I edged my chair into the corner where the two walls met, and kept my eye on the woman in the bed. I was afraid to turn round, thinking that she might get up when I was not looking at her. Out on the moor a restless dog commenced to voice some ancient wrong, and its mournful howl caused a chill to run down my backbone. Once or twice I thought that someone was tapping at the window-pane behind me, and feared to look round lest a horrible face might be peering in. But all the time I kept looking at the white features of the dead woman, and I would not turn round for the world. The cat slept beside the fire and never moved.
The hour of midnight struck on the creaky old wag-of-the-wall, and I made up my mind to leave the place for good. I wanted my clothes which I had seen under the straw of the kitchen bed. It was an eerie job to turn over a corpse at the hour of midnight. The fire was almost out, for I had placed no peat on it since Sorley left for Omagh. A little wind came under the door and whirled the pale-grey ashes over the hearthstone.

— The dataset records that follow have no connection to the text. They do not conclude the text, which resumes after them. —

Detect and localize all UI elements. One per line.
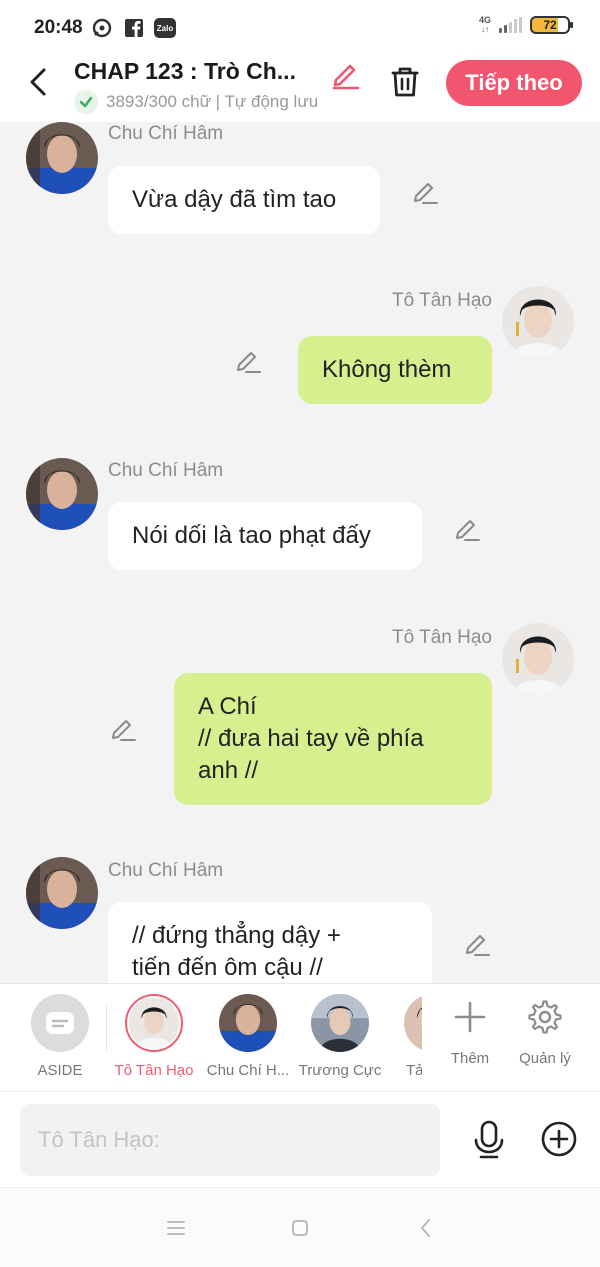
cast-item-chu-chi-ham[interactable]: Chu Chí H... [202,994,294,1079]
add-label: Thêm [450,1050,490,1067]
cast-item-aside[interactable]: ASIDE [14,994,106,1079]
edit-message-pencil-icon[interactable] [234,346,262,374]
message-bubble[interactable]: Nói dối là tao phạt đấy [108,502,422,570]
avatar-chu-chi-ham[interactable] [26,458,98,530]
message-sender: Tô Tân Hạo [392,627,492,648]
messenger-icon [92,18,112,38]
edit-message-pencil-icon[interactable] [411,177,439,205]
status-time: 20:48 [34,17,83,38]
message-bubble[interactable]: // đứng thẳng dậy + tiến đến ôm cậu // [108,902,432,983]
cast-item-truong-cuc[interactable]: Trương Cực [294,994,386,1079]
message-input[interactable] [20,1104,440,1176]
cast-name: Tô Tân Hạo [114,1062,194,1079]
home-icon[interactable] [288,1216,312,1240]
cast-name: ASIDE [37,1062,83,1079]
status-right: 4G ↓↑ 72 [478,15,573,35]
avatar-to-tan-hao[interactable] [502,286,574,358]
message-sender: Tô Tân Hạo [392,290,492,311]
avatar-chu-chi-ham[interactable] [26,857,98,929]
avatar-chu-chi-ham [219,994,277,1052]
message-bubble[interactable]: Không thèm [298,336,492,404]
word-count-text: 3893/300 chữ | Tự động lưu [106,92,319,111]
battery-icon: 72 [530,16,573,34]
avatar-to-tan-hao [125,994,183,1052]
message-sender: Chu Chí Hâm [108,860,224,881]
trash-icon[interactable] [388,64,422,100]
next-button[interactable]: Tiếp theo [446,60,582,106]
edit-message-pencil-icon[interactable] [453,514,481,542]
avatar-truong-cuc [311,994,369,1052]
cast-name: Trương Cực [298,1062,382,1079]
edit-title-pencil-icon[interactable] [330,58,362,90]
status-bar: 20:48 Zalo 4G ↓↑ 72 [0,0,600,56]
manage-label: Quản lý [519,1050,571,1067]
word-count-line: 3893/300 chữ | Tự động lưu [74,90,318,114]
editor-header: CHAP 123 : Trò Ch... 3893/300 chữ | Tự đ… [0,56,600,122]
facebook-icon [125,19,143,37]
cast-name: Tả [406,1062,422,1079]
chat-area[interactable]: Chu Chí Hâm Vừa dậy đã tìm tao Tô Tân Hạ… [0,122,600,983]
system-nav-bar [0,1187,600,1267]
character-bar: ASIDE Tô Tân Hạo Chu Chí H... Trương Cực… [0,983,600,1091]
cast-item-partial[interactable]: Tả [386,994,422,1079]
compose-bar [0,1091,600,1187]
message-bubble[interactable]: Vừa dậy đã tìm tao [108,166,380,234]
aside-icon [31,994,89,1052]
edit-message-pencil-icon[interactable] [463,929,491,957]
network-indicator: 4G ↓↑ [478,15,491,35]
microphone-icon[interactable] [472,1120,506,1160]
cast-name: Chu Chí H... [206,1062,290,1079]
avatar-chu-chi-ham[interactable] [26,122,98,194]
back-nav-icon[interactable] [414,1216,438,1240]
battery-level: 72 [543,18,557,32]
add-circle-icon[interactable] [540,1120,578,1158]
avatar-to-tan-hao[interactable] [502,623,574,695]
message-bubble[interactable]: A Chí // đưa hai tay về phía anh // [174,673,492,805]
chapter-title[interactable]: CHAP 123 : Trò Ch... [74,58,296,85]
zalo-icon: Zalo [154,18,176,38]
message-sender: Chu Chí Hâm [108,460,224,481]
plus-icon [430,994,510,1040]
chat-story-editor: 20:48 Zalo 4G ↓↑ 72 CHAP 123: Trò Ch...… [0,0,600,1267]
message-sender: Chu Chí Hâm [108,123,224,144]
signal-icon [499,17,522,33]
saved-check-icon [74,90,98,114]
gear-icon [505,994,585,1040]
manage-characters-button[interactable]: Quản lý [505,994,585,1067]
menu-icon[interactable] [164,1216,188,1240]
cast-divider [106,1006,107,1050]
edit-message-pencil-icon[interactable] [109,714,137,742]
avatar-partial [404,994,422,1052]
add-character-button[interactable]: Thêm [430,994,510,1067]
cast-item-to-tan-hao[interactable]: Tô Tân Hạo [108,994,200,1079]
back-icon[interactable] [22,64,54,100]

I went to the bed and turned the woman over on her side, keeping one hand against the body to prevent it falling back on me. With the other hand I drew out my clothes, counting each garment until I had them all. As soon as I let the corpse go it nearly rolled out on the ground. I could hardly remove my gaze from the cold quiet thing. The eyes were wide open all the time, and they looked like icy pools seen on a dark night. I wrapped my garments up in a handkerchief which was hanging from a nail in the bedstock. The handkerchief was not mine. It belonged to the dead woman, but she would not need it any more. I took it because I wanted it, and it was the only wages which I should get for my three days' work on the farm. While I was busy tying my clothes together the cat rose from the fireplace and jumped into the bed. I suppose it felt cold by the dying fire. I thought at the time that it would not be much warmer beside a dead body. From the back of the corpse the animal watched me for a few minutes, then it fell asleep.

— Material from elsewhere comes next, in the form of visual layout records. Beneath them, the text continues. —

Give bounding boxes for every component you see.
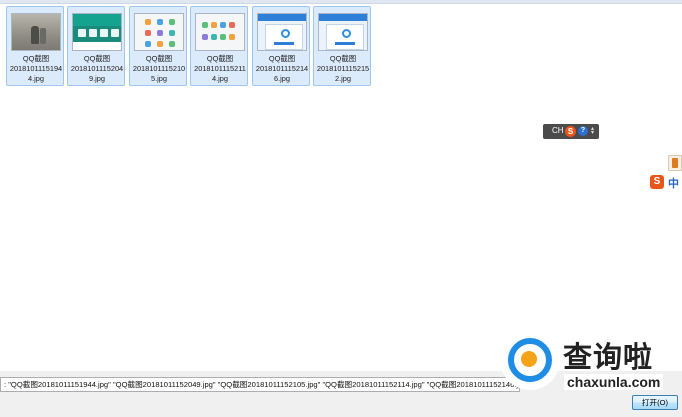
file-name-line: QQ截图 [145, 54, 173, 63]
ime-toolbar[interactable]: CH S ? ▴ ▾ [543, 124, 599, 139]
filename-input[interactable]: : "QQ截图20181011151944.jpg" "QQ截图20181011… [0, 377, 520, 392]
dialog-buttons: 打开(O) [0, 395, 682, 417]
watermark-logo-dot [521, 351, 537, 367]
file-name-line: QQ截图 [83, 54, 111, 63]
file-name: QQ截图 2018101115204 9.jpg [68, 54, 126, 83]
watermark-badge [500, 330, 560, 390]
file-tile[interactable]: QQ截图 2018101115210 5.jpg [129, 6, 187, 86]
file-name-line: 2018101115215 [316, 63, 370, 73]
app-screenshot-thumbnail-icon [72, 13, 122, 51]
file-tile[interactable]: QQ截图 2018101115204 9.jpg [67, 6, 125, 86]
window-top-edge [0, 0, 682, 4]
app-screenshot-thumbnail-icon [257, 13, 307, 51]
file-grid: QQ截图 2018101115194 4.jpg QQ截图 2018101115… [6, 6, 376, 88]
app-screenshot-thumbnail-icon [195, 13, 245, 51]
file-tile[interactable]: QQ截图 2018101115215 2.jpg [313, 6, 371, 86]
file-name: QQ截图 2018101115214 6.jpg [253, 54, 311, 83]
file-name-line: 2018101115211 [194, 63, 246, 73]
ime-status-bar[interactable]: S 中 [650, 174, 682, 190]
file-tile[interactable]: QQ截图 2018101115211 4.jpg [190, 6, 248, 86]
file-name-line: 2018101115214 [255, 63, 309, 73]
watermark: 查询啦 chaxunla.com [500, 330, 676, 392]
file-name-line: QQ截图 [22, 54, 50, 63]
file-name-line: QQ截图 [329, 54, 357, 63]
watermark-title: 查询啦 [563, 340, 654, 374]
sogou-icon[interactable]: S [650, 175, 664, 189]
app-screenshot-thumbnail-icon [134, 13, 184, 51]
file-name-line: 2018101115204 [70, 63, 124, 73]
ime-skin-icon [672, 158, 678, 168]
file-name-line: 4.jpg [27, 73, 45, 83]
help-icon[interactable]: ? [578, 126, 588, 136]
ime-language-indicator[interactable]: CH [552, 126, 564, 135]
app-screenshot-thumbnail-icon [318, 13, 368, 51]
file-name-line: 9.jpg [88, 73, 106, 83]
file-name-line: 5.jpg [150, 73, 168, 83]
watermark-url: chaxunla.com [564, 374, 664, 390]
ime-side-handle[interactable] [668, 155, 682, 171]
file-name: QQ截图 2018101115194 4.jpg [7, 54, 65, 83]
photo-thumbnail-icon [11, 13, 61, 51]
file-name-line: QQ截图 [206, 54, 234, 63]
file-name-line: 4.jpg [211, 73, 229, 83]
open-button[interactable]: 打开(O) [632, 395, 678, 410]
file-name-line: 2018101115210 [132, 63, 186, 73]
ime-mode-indicator[interactable]: 中 [668, 175, 679, 191]
file-name: QQ截图 2018101115215 2.jpg [314, 54, 372, 83]
sogou-icon[interactable]: S [565, 126, 576, 137]
file-tile[interactable]: QQ截图 2018101115194 4.jpg [6, 6, 64, 86]
file-name-line: 6.jpg [273, 73, 291, 83]
file-name: QQ截图 2018101115211 4.jpg [191, 54, 249, 83]
ime-menu-arrows-icon[interactable]: ▴ ▾ [591, 126, 595, 136]
file-tile[interactable]: QQ截图 2018101115214 6.jpg [252, 6, 310, 86]
file-name-line: QQ截图 [268, 54, 296, 63]
file-name: QQ截图 2018101115210 5.jpg [130, 54, 188, 83]
file-name-line: 2018101115194 [9, 63, 63, 73]
file-name-line: 2.jpg [334, 73, 352, 83]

I took my bundle in my hand, opened the door, and went out into the darkness, leaving the sleeping cat and the dead woman alone in the boycotted house. The night was fine and frosty and a smother of cold stars lay on the face of the heavens. A cow moaned in the byre as I passed, while the stray dog kept howling miserably away on the middle of the moor. I took the path that twisted and turned across the bogland, and I ran. I was almost certain that the corpse was following me, but I would not turn and look behind for the world. If you turn and look at the ghost that follows you, it is certain to get in front, and not let you proceed any further. So they said in Glenmornan.
After a while I walked slowly. I had already left a good stretch of ground between me and the house. I could hear the brown grass sighing on the verge of the black ponds of water. The wind was running along the ground and it made strange sounds. Far away the pale cold flames of the will-of-the-wisp flitted backwards and forwards, but never came near the fringe of the road on which I travelled.

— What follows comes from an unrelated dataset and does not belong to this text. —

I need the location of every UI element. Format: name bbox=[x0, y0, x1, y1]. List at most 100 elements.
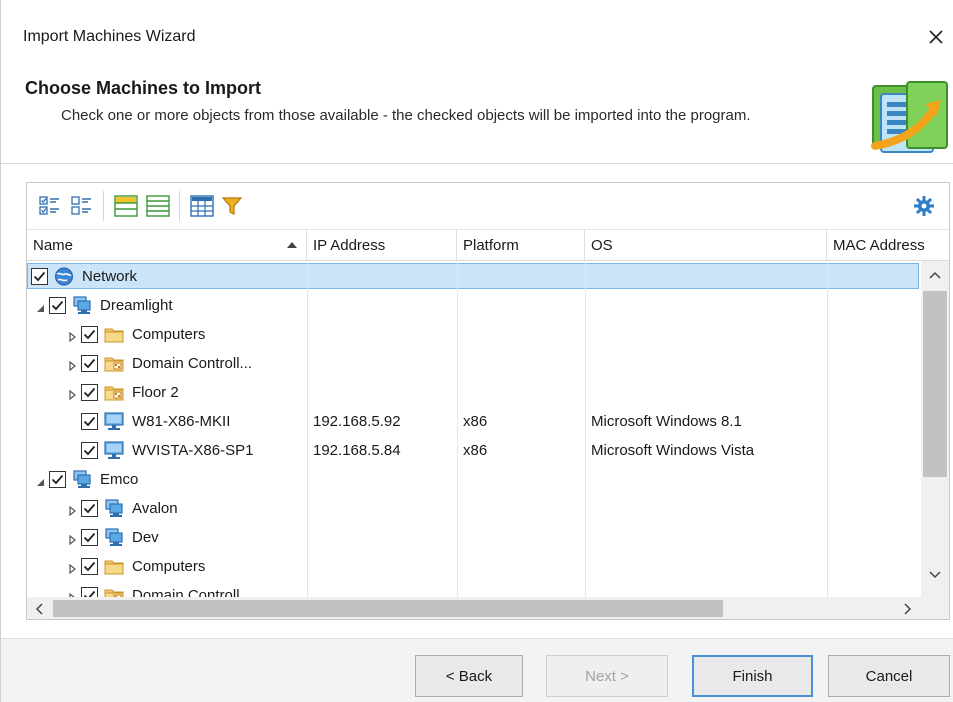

I heard the rattle of horse's hoofs coming towards me, and I hid in a clump of bracken until the rider passed by. I knew that it was Sorley on his way back from Omagh. There was a woman sitting behind him on the saddle, and when both went out of sight I ran until I came out on the high-road. Maybe I walked three miles after that, and maybe I walked more, but at last I came to a haystack by the roadside. I crept over the dyke, lay down in the hay and fell asleep, my head resting on my little bundle of clothes.